Despites its impact on the European labour movement, Marxist economic theory was seldom examined seriously by mainstream economists. Capital volumes I to III, and its theoretical development by Marxist economists from Rudolf Hilferding to Paul M. Sweezy, was sidelined by the academic establishment outside the Soviet Union until the 1970s. A notable exception was the Keynesian economist Joan Robinson’s An Essay on Marxian Economics (1942). Robinson’s work was an early trailblazer of modern perspectives on Marxist economics, which after the crash of 2008 has seen renewed advocacy by the likes of Amartya Sen and Meghnad Desai. Robinson found “many pointers in Capital to a theory of effective demand”, and lauded Marx for producing a “long-run dynamic analysis” of capitalism. In her view, Marx had useful things to say about the process of capital accumulation and its development into monopoly capital. Less useful were his contradictory analyses of the labour theory of value and the falling rate of profit. Of the former Robinson wrote, “The concept of value seems to me to be a remarkable example of how a metaphysical notion can inspire original thought, though in itself it is quite devoid of operational meaning”.10
These conceptual flaws were not lost on those who broadly agreed with Marx’s analysis of capitalism and the class exploitation on which it rested. This led dissident Marxists and other left-libertarians, many of whom saw no need to repeat pro infinito every proposition of an economic theorist who died in 1883, to revise, update and refine the doctrine. The work of writers such as Murray Bookchin, Rudolf Bahro, André Gorz, Michael Albert and Michael Lowy is far removed from the hyper-theorised edicts of Marxist Structuralists like Althusser or philosophical Leninists like Žižek and Badiou. Whilst these writers do not form a doctrinal school they do share a refusal to endorse outdated theories simply because they have become sacrosanct. Taken together they offer a lively revision of Marxism that retains its fundamental questioning of capitalism as an economic model.

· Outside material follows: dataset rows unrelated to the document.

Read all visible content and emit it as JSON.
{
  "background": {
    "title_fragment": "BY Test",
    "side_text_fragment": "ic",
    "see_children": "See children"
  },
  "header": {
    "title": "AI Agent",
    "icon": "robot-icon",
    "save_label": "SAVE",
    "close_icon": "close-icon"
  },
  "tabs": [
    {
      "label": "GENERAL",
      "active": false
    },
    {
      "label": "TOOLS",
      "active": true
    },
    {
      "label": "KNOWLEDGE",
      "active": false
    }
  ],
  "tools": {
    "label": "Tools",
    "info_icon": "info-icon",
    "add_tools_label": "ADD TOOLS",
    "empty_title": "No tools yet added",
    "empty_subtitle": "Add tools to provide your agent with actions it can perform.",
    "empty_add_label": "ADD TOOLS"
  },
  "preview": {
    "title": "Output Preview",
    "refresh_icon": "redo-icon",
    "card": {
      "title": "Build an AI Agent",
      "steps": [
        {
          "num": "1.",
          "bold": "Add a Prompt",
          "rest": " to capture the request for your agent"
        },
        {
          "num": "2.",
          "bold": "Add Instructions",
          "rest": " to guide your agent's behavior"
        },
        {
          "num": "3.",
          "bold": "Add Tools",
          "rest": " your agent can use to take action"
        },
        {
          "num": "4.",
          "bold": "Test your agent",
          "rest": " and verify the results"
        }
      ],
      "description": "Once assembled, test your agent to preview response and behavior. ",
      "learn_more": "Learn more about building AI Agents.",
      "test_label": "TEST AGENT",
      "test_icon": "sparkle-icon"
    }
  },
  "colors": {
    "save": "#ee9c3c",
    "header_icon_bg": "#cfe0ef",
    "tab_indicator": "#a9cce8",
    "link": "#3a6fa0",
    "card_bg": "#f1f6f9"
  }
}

There was always criticism of Marxism and Leninism from the left–most obviously the anarchist critique from Bakunin to Rocker–but it was only from the 1960s that it began to merge with a broader left-libertarian current. One of the prime movers of this new synthesis was Murray Bookchin, a Trotskyist union organiser in the 1940s who moved away from Marxism to anarchism. Although fully engaged with the us New Left of the 1960s, he was dismayed at the ease with which some of its leaders fell back into Marxism-Leninism, which he felt was a regressive step from the inclusive radicalism of its early days. In 1969 he penned a blistering attack on these tendencies called “Listen, Marxist!”, a cri de coeur for leftists who saw no future in democratic centralism and the Vanguard Party. It formed part of his Post-Scarcity Anarchism (1971), which with The Ecology of Freedom (1982) advocated a “Social Ecology” that fused practical anarchism and eco-socialism and was a guiding influence on the new German Green Party.